【完】君の指先が触れる度、泣き出しそうな程心が叫ぶ
こんこん、と控えめにドアが叩かれる音で、私はぼんやりと目を開く。
いつの間にか、本当に自分でも気付かないうちに寝ていたらしい。真冬のフローリングで座ったまま寝ていたからか、足の感覚が冷え過ぎて無くなっている。
でも寝たおかげでだいぶ頭が冷静に戻って、興奮して声を荒げるような気分にはならない。
けれど、相手が誰であれ、やっぱり顔は見たくない。聞こえないふりをして無言でいると、向こう側から声が聞こえた。
「美姫、開けなくていい。だからお願い。話だけでも聞いてね」
それは母の声。母は私が無言なので、そのまま話を進める、私の声に良く似た、だけども私が出せない優しい音を吐く人。

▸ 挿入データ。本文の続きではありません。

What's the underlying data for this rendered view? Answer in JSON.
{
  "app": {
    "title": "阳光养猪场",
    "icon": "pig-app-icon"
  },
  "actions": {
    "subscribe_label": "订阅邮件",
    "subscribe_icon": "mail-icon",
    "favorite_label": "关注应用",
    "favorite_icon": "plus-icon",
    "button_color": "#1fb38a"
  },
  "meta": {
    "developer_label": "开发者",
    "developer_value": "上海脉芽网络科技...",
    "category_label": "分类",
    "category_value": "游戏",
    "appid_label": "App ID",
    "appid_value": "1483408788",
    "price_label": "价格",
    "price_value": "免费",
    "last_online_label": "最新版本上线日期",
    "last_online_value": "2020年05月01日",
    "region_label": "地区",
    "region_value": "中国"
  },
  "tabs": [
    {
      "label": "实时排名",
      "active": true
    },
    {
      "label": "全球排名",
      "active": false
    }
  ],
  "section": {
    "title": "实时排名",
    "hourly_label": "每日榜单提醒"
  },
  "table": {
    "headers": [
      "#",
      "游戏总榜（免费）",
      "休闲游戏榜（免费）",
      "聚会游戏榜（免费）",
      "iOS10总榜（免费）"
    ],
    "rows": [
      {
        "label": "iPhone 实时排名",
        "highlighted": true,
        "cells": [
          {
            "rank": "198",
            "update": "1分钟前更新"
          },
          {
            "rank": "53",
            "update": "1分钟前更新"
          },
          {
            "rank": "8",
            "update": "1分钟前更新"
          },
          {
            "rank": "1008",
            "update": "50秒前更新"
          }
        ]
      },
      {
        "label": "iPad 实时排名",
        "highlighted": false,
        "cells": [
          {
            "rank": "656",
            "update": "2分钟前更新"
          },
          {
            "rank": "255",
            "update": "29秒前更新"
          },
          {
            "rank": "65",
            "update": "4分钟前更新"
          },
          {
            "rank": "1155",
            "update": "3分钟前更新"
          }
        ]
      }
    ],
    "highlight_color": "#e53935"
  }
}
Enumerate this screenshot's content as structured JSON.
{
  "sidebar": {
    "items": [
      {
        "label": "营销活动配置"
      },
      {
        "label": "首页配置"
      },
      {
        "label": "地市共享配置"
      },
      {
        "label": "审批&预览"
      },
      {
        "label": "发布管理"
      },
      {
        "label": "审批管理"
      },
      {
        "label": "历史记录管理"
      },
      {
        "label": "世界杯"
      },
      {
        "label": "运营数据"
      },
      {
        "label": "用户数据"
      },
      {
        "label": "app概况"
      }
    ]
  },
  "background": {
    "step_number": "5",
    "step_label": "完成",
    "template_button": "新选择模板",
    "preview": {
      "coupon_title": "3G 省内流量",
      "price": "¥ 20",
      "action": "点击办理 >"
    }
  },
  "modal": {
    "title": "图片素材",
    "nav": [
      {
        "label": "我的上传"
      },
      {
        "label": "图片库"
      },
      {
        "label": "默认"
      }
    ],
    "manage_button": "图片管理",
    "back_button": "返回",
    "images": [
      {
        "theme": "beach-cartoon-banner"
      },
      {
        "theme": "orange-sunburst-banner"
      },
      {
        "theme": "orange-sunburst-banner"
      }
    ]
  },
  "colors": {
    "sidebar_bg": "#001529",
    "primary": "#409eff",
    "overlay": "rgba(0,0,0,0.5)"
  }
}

「歌川さんと話したよ。美姫がずっと色んな事を一人で抱え込んで、心を置く場所さえ見失っているって。『貴方は母親失格です』って怒られた」
タク、あの後、私が寝ている間にそんな話をしていたんだ。あんなに私に怒っていたのに、やはりタクは優し過ぎる人。いつでも人の事ばかりを考える人なんだ。